Regression Prediction Scenario in SAP Analytics Cloud
In this blog post, let’s see how to perform a Regression prediction scenario in SAP Analytics Cloud. The scenario chosen for this blog post is Profit Prediction of Startup companies. We are going to utilize the ‘Smart Predict’ feature which is the most advanced predictive feature in SAC.
To address prediction on different business use cases, there are three types of Smart Predict scenarios provided by SAC namely
After selecting the scenario, we train the predictive model by feeding historical data from our data source. SAC uses inbuilt machine learning algorithms to predict data from historical data. Predicted data can be saved in SAC models that can be consumed in stories and applications.
In our case, we are going to use the Regression scenario. Regression is used to estimate the value of a measure
Profit prediction of Startup Companies using SAC Regression Predictive Scenario:
The version of SAC used for carrying out the scenario is 2021.20. The data used for this scenario is the dataset of startup companies which is divided into training data and test data. In the dataset, records of 1000 companies are available out of which let’s take 900 records for the training dataset and the remaining 100 records for the test dataset.
Now, let’s dive into the step-by-step procedure.
1)Importing the training dataset
In the dataset tab in SAC, import the training dataset by choosing the Excel/CSV file. In our case let’s name our training dataset as Startup.
As we can see in the dataset overview pane, our dataset has 900 rows and 6 columns. There are 2 dimensions and 4 measures.

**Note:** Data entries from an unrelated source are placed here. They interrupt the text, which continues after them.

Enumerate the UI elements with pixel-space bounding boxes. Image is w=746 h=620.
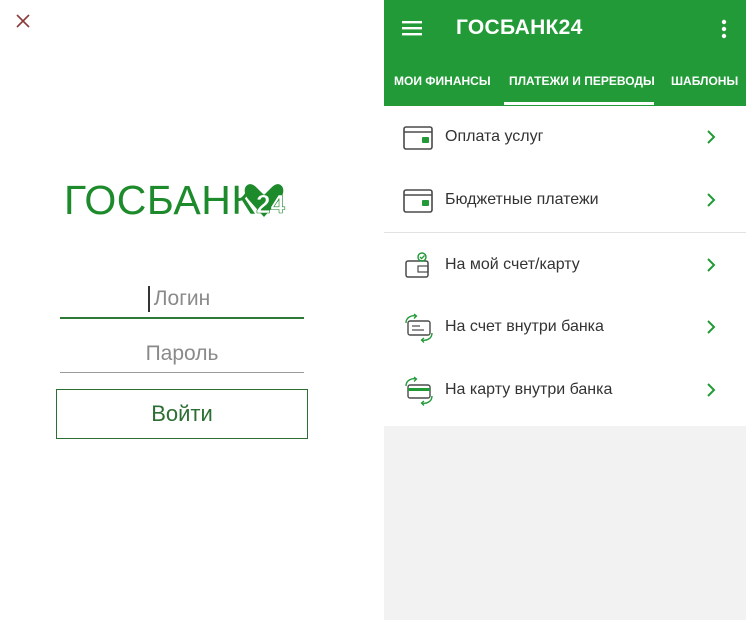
chevron-right-icon (707, 383, 716, 397)
chevron-right-icon (707, 320, 716, 334)
section-divider (384, 232, 746, 233)
list-item-account-transfer[interactable]: На счет внутри банка (384, 297, 746, 360)
list-item-budget-payments[interactable]: Бюджетные платежи (384, 170, 746, 233)
card-reader-icon (403, 189, 433, 213)
list-item-card-transfer[interactable]: На карту внутри банка (384, 360, 746, 423)
tab-payments-transfers[interactable]: ПЛАТЕЖИ И ПЕРЕВОДЫ (509, 74, 655, 88)
payments-list: Оплата услуг Бюджетные платежи На мой сч… (384, 106, 746, 426)
card-reader-icon (403, 126, 433, 150)
list-item-service-payment[interactable]: Оплата услуг (384, 107, 746, 170)
app-bar: ГОСБАНК24 МОИ ФИНАНСЫ ПЛАТЕЖИ И ПЕРЕВОДЫ… (384, 0, 746, 106)
login-input[interactable] (60, 281, 304, 319)
bank-logo: ГОСБАНК 24 (64, 176, 304, 224)
logo-text: ГОСБАНК (64, 177, 256, 223)
list-item-label: Оплата услуг (445, 128, 544, 145)
text-cursor (148, 286, 150, 312)
close-icon[interactable] (12, 10, 34, 32)
account-transfer-icon (405, 313, 433, 343)
app-title: ГОСБАНК24 (456, 16, 583, 39)
list-item-label: На мой счет/карту (445, 256, 580, 273)
active-tab-indicator (504, 102, 654, 105)
login-button[interactable]: Войти (56, 389, 308, 439)
more-options-icon[interactable] (718, 18, 730, 40)
payments-screen: ГОСБАНК24 МОИ ФИНАНСЫ ПЛАТЕЖИ И ПЕРЕВОДЫ… (384, 0, 746, 620)
list-item-label: На счет внутри банка (445, 318, 604, 335)
password-input[interactable] (60, 336, 304, 373)
list-item-own-account[interactable]: На мой счет/карту (384, 235, 746, 298)
chevron-right-icon (707, 193, 716, 207)
tab-templates[interactable]: ШАБЛОНЫ (671, 74, 738, 88)
hamburger-menu-icon[interactable] (400, 18, 424, 38)
logo-heart-icon: 24 (244, 184, 286, 219)
chevron-right-icon (707, 130, 716, 144)
tab-bar: МОИ ФИНАНСЫ ПЛАТЕЖИ И ПЕРЕВОДЫ ШАБЛОНЫ (384, 64, 746, 106)
wallet-check-icon (405, 252, 429, 278)
login-screen: ГОСБАНК 24 Войти (0, 0, 384, 620)
card-transfer-icon (405, 376, 433, 406)
list-item-label: На карту внутри банка (445, 381, 613, 398)
list-item-label: Бюджетные платежи (445, 191, 599, 208)
tab-my-finances[interactable]: МОИ ФИНАНСЫ (394, 74, 491, 88)
chevron-right-icon (707, 258, 716, 272)
logo-number: 24 (256, 189, 285, 219)
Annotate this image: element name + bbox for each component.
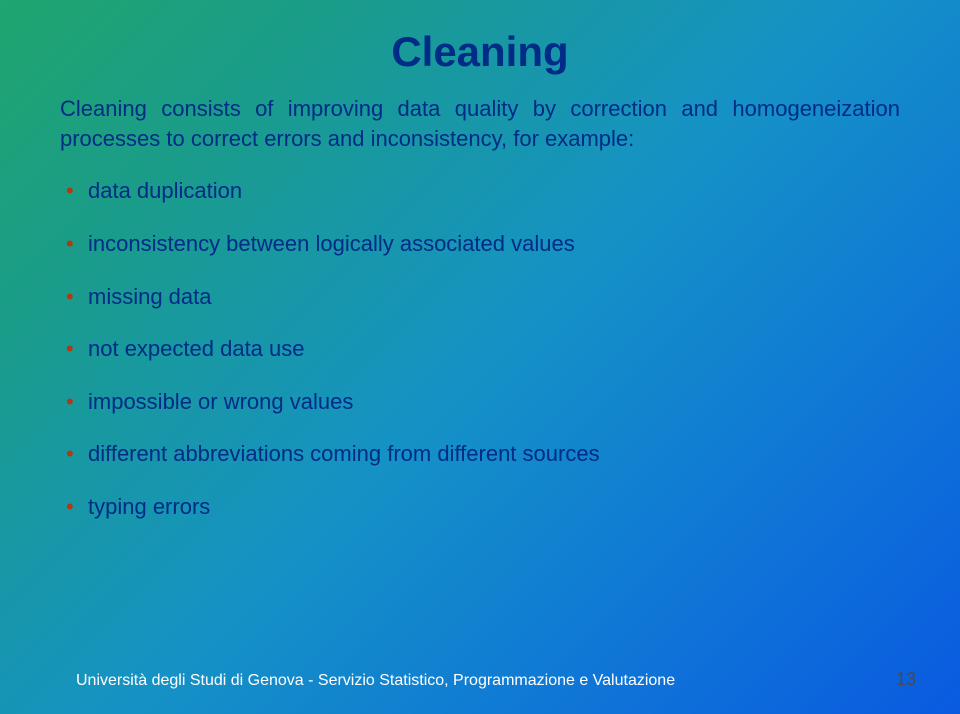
footer: Università degli Studi di Genova - Servi… <box>0 669 960 690</box>
list-item: not expected data use <box>64 335 900 364</box>
list-item: data duplication <box>64 177 900 206</box>
footer-text: Università degli Studi di Genova - Servi… <box>76 672 675 690</box>
list-item: impossible or wrong values <box>64 388 900 417</box>
slide: Cleaning Cleaning consists of improving … <box>0 0 960 714</box>
list-item: typing errors <box>64 493 900 522</box>
list-item: inconsistency between logically associat… <box>64 230 900 259</box>
intro-paragraph: Cleaning consists of improving data qual… <box>60 94 900 153</box>
slide-title: Cleaning <box>60 28 900 76</box>
bullet-list: data duplication inconsistency between l… <box>60 177 900 521</box>
list-item: different abbreviations coming from diff… <box>64 440 900 469</box>
page-number: 13 <box>896 669 920 690</box>
list-item: missing data <box>64 283 900 312</box>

Let’s see a detailed description of all the columns.
ID: Unique ID of the startup companies
R&D Spend: It is the amount that the company is spending on Research & Development.
Administration: It is the amount that the company is spending for its administration.
Marketing Spend: It is the amount that the company is spending on Marketing.
State: It’s the place where the company began its initial operations.
3)Predictive Model Creation
Let’s create and compare predictive models to find the best predictive model to bring out better predictions.
Let’s choose regression in predictive scenarios application.
Now let’s select our training dataset ‘Startup’ as data source and profit as target(numeric column containing the data to be predicted).
Now click on ‘Train’. Training is a process where SAC Smart predict uses machine learning algorithms to explore relationships in your data source to come up with the best combinations for the predictive model.
In a few seconds, our ‘Model 1’ has got trained. Now, it’s time to assess our predictive model.
The role of the Prediction Confidence is to measure if the predictive model can do the predictions with the same reliability when new cases arrive. In our model, the predictive confidence is 99.56% which is near perfect .
Target statistics provide the minimum, maximum, mean, and standard deviation of both the training and validation data.
During the training, Smart Predict calculates an optimized set of influencers to include in your predictive model. Influencers are the variables that actively have an impact on the target variable.
In our case Smart predict has calculated both R&D spend and Marketing spend as influencers out of which R&D Spend contributes the most with 91.88%.
Now we can see that there is not much difference between the prediction confidence of both the models and the predictions are going to be nearly the same.
Let’s check that by applying both models to our test data set.
4)Applying Predictive Model:
Let’s import our test dataset by importing the excel/CSV file. After importing let’s apply the predictive model to our test dataset in our predictive scenario application.
The output will be stored as a separate dataset where we can see the profit value predicted by our predictive model for the test dataset values.
Now following the same procedure let’s apply model 2 on our test dataset and compare the predicted values of both the models with the actual profit value of the records in our test dataset against each company ID.
The perfection percentage for each company is calculated by dividing the actual profit value by the Predicted value or vice versa. The overall Model perfection percentage is derived as the average perfection % of all the companies.
As we mentioned earlier, there is not much difference between the perfection percentage of both models since the prediction confidence of both the models was nearly the same. When we look deep into the numbers we can make sure that model 1 will be the perfect predictive model to get better results with predictive confidence and perfection at 99.56% and 97.82% respectively.
Hence our regression predictive model has predicted the profit of startup companies dataset with predictive confidence and perfection of 99.56% and 97.82% respectively. I hope that this blog post has really helped you in understanding regression predictive scenarios in SAP Analytics Cloud with a practical use case. Your ideas and suggestions are welcomed.